Private colleges have joined with their public counterparts in their skepticism of the Obama ratings proposal. But the notion, embraced by the APLU’s proposal, that federal student aid dollars should be based on institutional performance is anathema to most private institutions.

David Warren, the president of the National Association of Independent Colleges and Universities, said that his group opposes such a shift in the distribution of federal aid because it would harm student choice. Private colleges firmly believe that federal student aid should be, in effect, a voucher for students to use at the college that is best for them, he said.

“Student aid, when conceived in the early stages of Title IV, very clearly was designed to respond to the needs of the student and to follow the student, not be tied to the institution,” Warren said, referring to the numbered section of the Higher Education Act that authorizes student loans and grants. “We think that is a wise model, and we think this change would fundamentally and dramatically alter the way in which dollars are available to needy students.”

Private colleges’ opposition to changing how federal student aid is allocated does not mean they don’t embrace the underlying accountability concerns, Warren said.

 “We’ve been always been entirely open to asking the question of how well an institution can perform,” he said.

States, accreditors and the Education Department all have processes that hold institutions accountable, Warren said.

 “All of those have an effect,” he said. He questioned whether the department was doing enough in its front-end review of colleges that want to be eligible to participate in the federal student aid programs.

The impetus behind the ratings system, though, is that that current system is not structured in a way that provides enough accountability for colleges. Education Secretary Arne Duncan, in defending the ratings proposal, has repeatedly railed against the “status quo,” saying that taxpayers know far too little about what becomes of the billions of dollars they invest in higher education each year.
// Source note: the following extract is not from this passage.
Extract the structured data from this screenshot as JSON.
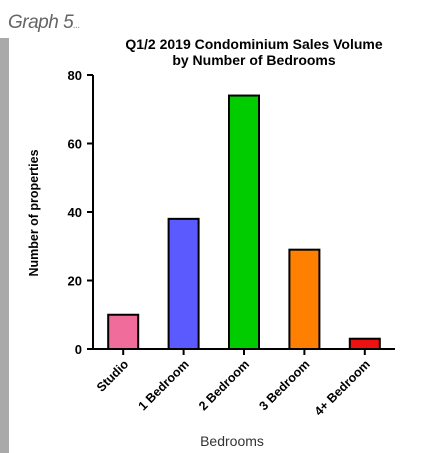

The Obama administration isn’t the only voice calling for the federal government to attach new requirements to how student loans and grants flow to colleges and universities.

Even if the ratings plan is defeated, there is plenty of other enthusiasm in Washington for new legislation, most likely as part of the Higher Education Act, which is due to be renewed in the next year or two. A pair of Senate Democrats has introduced legislation to link student aid to similar outcomes-based standards. Several other Democrats have called for colleges to pay the government a penalty if too many of their students default on federal loans. And the Center for American Progress, a liberal think tank, earlier this year released a proposal that would tie student aid dollars to a college’s rating on a bronze-silver-gold scale.

Divide Over Data

Much of the debate over the Obama administration’s ratings proposal has centered around whether the federal government has good enough data on which to judge colleges in the first place.

The plan has renewed debate over a federal database to track students as they move through higher education and into the workforce, providing more robust information about graduation rates and salary information.

While colleges and universities have been nearly unanimous in their criticism of the quality of current federal data on which the Obama administration is predicating its ratings system, higher education is divided on whether a student-unit record system should be used to alleviate that data challenge.

Groups representing public institutions -- the APLU, AASCU, and the American Association of Community Colleges -- have all come out in favor of such a system. The National Association of Independent Colleges and Universities has long been a vocal opponent of a student-unit database, which it says would raise privacy concerns.

The Obama administration has said that while the data may not be perfect, officials will be moving forwarding with a rating system using the data to which they currently have access.

Jamienne S. Studley, the deputy under secretary of education, who has been spearheading the ratings proposal, said in a blog post earlier this month that the administration is on track to produce a draft ratings system by the fall.